Всё сходится. Интересно, как это удалось списать такую огромную партию, утопленную нерадивым водителем? За одну нечаянно разбитую ампулу мало что не судят, а тут — несколько тысяч.
— Может, их и так уже списали и налево пустить собирались? Да нет, тогда бы точно не бросили. Кто деньги бросает? — рассуждал я вслух.
— Шура, всё проще. — Люси выудила откуда-то из липкой жижи расползшуюся пачку накладных. — Вот, пожалуйста: грузополучатель — онкологический диспансер. Я так полагаю, что отправили эту дрянь, а получать оказалось некому — контора прекратила существование. Вот и притопили в глухом месте, с глаз подальше.
— Можно было бы нам отдать или там больнице.
— Чудак ты, Шура. Это ж пришлось бы переоформлять все бумаги заново. Оно кому надо? Выбросить намного легче. А отпускай-ка ты нашего придурка. Всё, что нужно, мы уже выяснили.

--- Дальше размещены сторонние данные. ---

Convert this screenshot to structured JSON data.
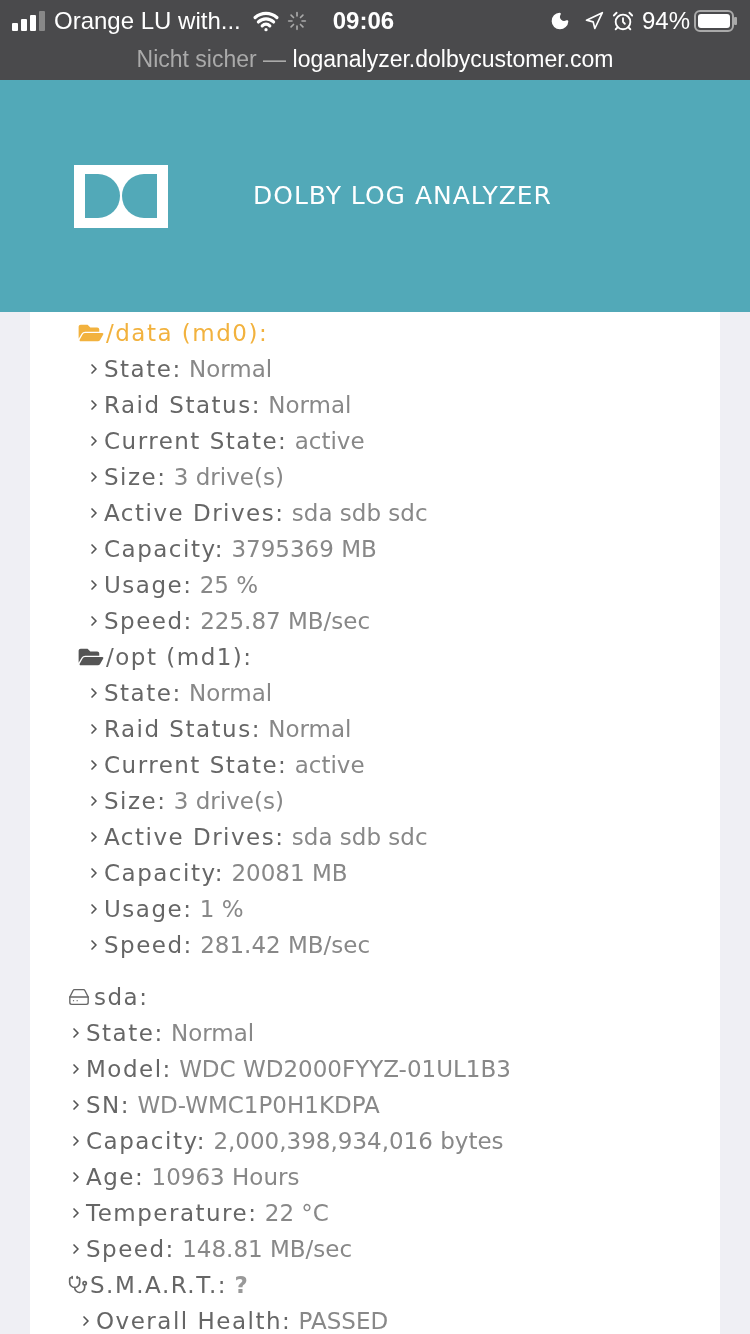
{
  "status_bar": {
    "carrier": "Orange LU with...",
    "time": "09:06",
    "battery": "94%"
  },
  "url_bar": {
    "security": "Nicht sicher —",
    "host": "loganalyzer.dolbycustomer.com"
  },
  "header": {
    "title": "DOLBY LOG ANALYZER"
  },
  "volumes": [
    {
      "title": "/data (md0):",
      "highlighted": true,
      "rows": [
        {
          "label": "State:",
          "value": "Normal"
        },
        {
          "label": "Raid Status:",
          "value": "Normal"
        },
        {
          "label": "Current State:",
          "value": "active"
        },
        {
          "label": "Size:",
          "value": "3 drive(s)"
        },
        {
          "label": "Active Drives:",
          "value": "sda sdb sdc"
        },
        {
          "label": "Capacity:",
          "value": "3795369 MB"
        },
        {
          "label": "Usage:",
          "value": "25 %"
        },
        {
          "label": "Speed:",
          "value": "225.87 MB/sec"
        }
      ]
    },
    {
      "title": "/opt (md1):",
      "highlighted": false,
      "rows": [
        {
          "label": "State:",
          "value": "Normal"
        },
        {
          "label": "Raid Status:",
          "value": "Normal"
        },
        {
          "label": "Current State:",
          "value": "active"
        },
        {
          "label": "Size:",
          "value": "3 drive(s)"
        },
        {
          "label": "Active Drives:",
          "value": "sda sdb sdc"
        },
        {
          "label": "Capacity:",
          "value": "20081 MB"
        },
        {
          "label": "Usage:",
          "value": "1 %"
        },
        {
          "label": "Speed:",
          "value": "281.42 MB/sec"
        }
      ]
    }
  ],
  "disks": [
    {
      "title": "sda:",
      "rows": [
        {
          "label": "State:",
          "value": "Normal"
        },
        {
          "label": "Model:",
          "value": "WDC WD2000FYYZ-01UL1B3"
        },
        {
          "label": "SN:",
          "value": "WD-WMC1P0H1KDPA"
        },
        {
          "label": "Capacity:",
          "value": "2,000,398,934,016 bytes"
        },
        {
          "label": "Age:",
          "value": "10963 Hours"
        },
        {
          "label": "Temperature:",
          "value": "22 °C"
        },
        {
          "label": "Speed:",
          "value": "148.81 MB/sec"
        }
      ],
      "smart": {
        "title": "S.M.A.R.T.:",
        "value": "?",
        "rows": [
          {
            "label": "Overall Health:",
            "value": "PASSED"
          }
        ]
      }
    }
  ]
}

Освобождая пленника от оков, я поинтересовался у начальницы:
— Люсь, а что ты так жуть гнала?
— Знаешь, я до дрожи испугалась, что кто-то мог наладить сюда поставку этой пакости. Прикинь, что было бы. Или мало у себя дома нагляделся? Эй, а ты что стоишь? — окликнула Рат торчащего столбом клиента. — Вали отсюда, свободен.
Тот, однако, вовсе не обрадовался освобождению и не полетел прочь, как можно было бы ожидать.
— Ну, что застрял? Двигай!
— Простите, госпожа, но лучше б вы меня застрелили. За что мне такие муки?
— О чём ты?
— Я ж помру без морфия.
Мы озадаченно переглянулись. А ведь впрямь сдохнуть может! Смерть притом будет весьма долгой и тяжёлой. И даже если этого не произойдёт, существование его на ближайшую пару недель окажется наполненным всеми муками ада.
— Да, чуток недодумали. А может, в дурку поедем? Там тебя подлечат.
Вообще-то по-настоящему наркомана исцелить практически невозможно. Проводимое лечение устраняет физическую потребность в наркотике, но не тягу к самому занятию. Нужно огромное собственное желание и изрядная сила воли, чтобы не «сесть на иглу» вновь. Большинство вскоре опять берутся за старое.
Но в данном случае шанс на успех был. В этом мире не торгуют героином на каждом углу, как у меня на родине. Если наш приятель не переключится на городскую химию, то у него есть возможность полностью забросить свою поганую привычку. По крайней мере, теоретически.
— А что, можно? Вы меня правда туда отвезёте?
— Что ж с тобой делать, залезай. — Рат поволокла из папки направление на госпитализацию.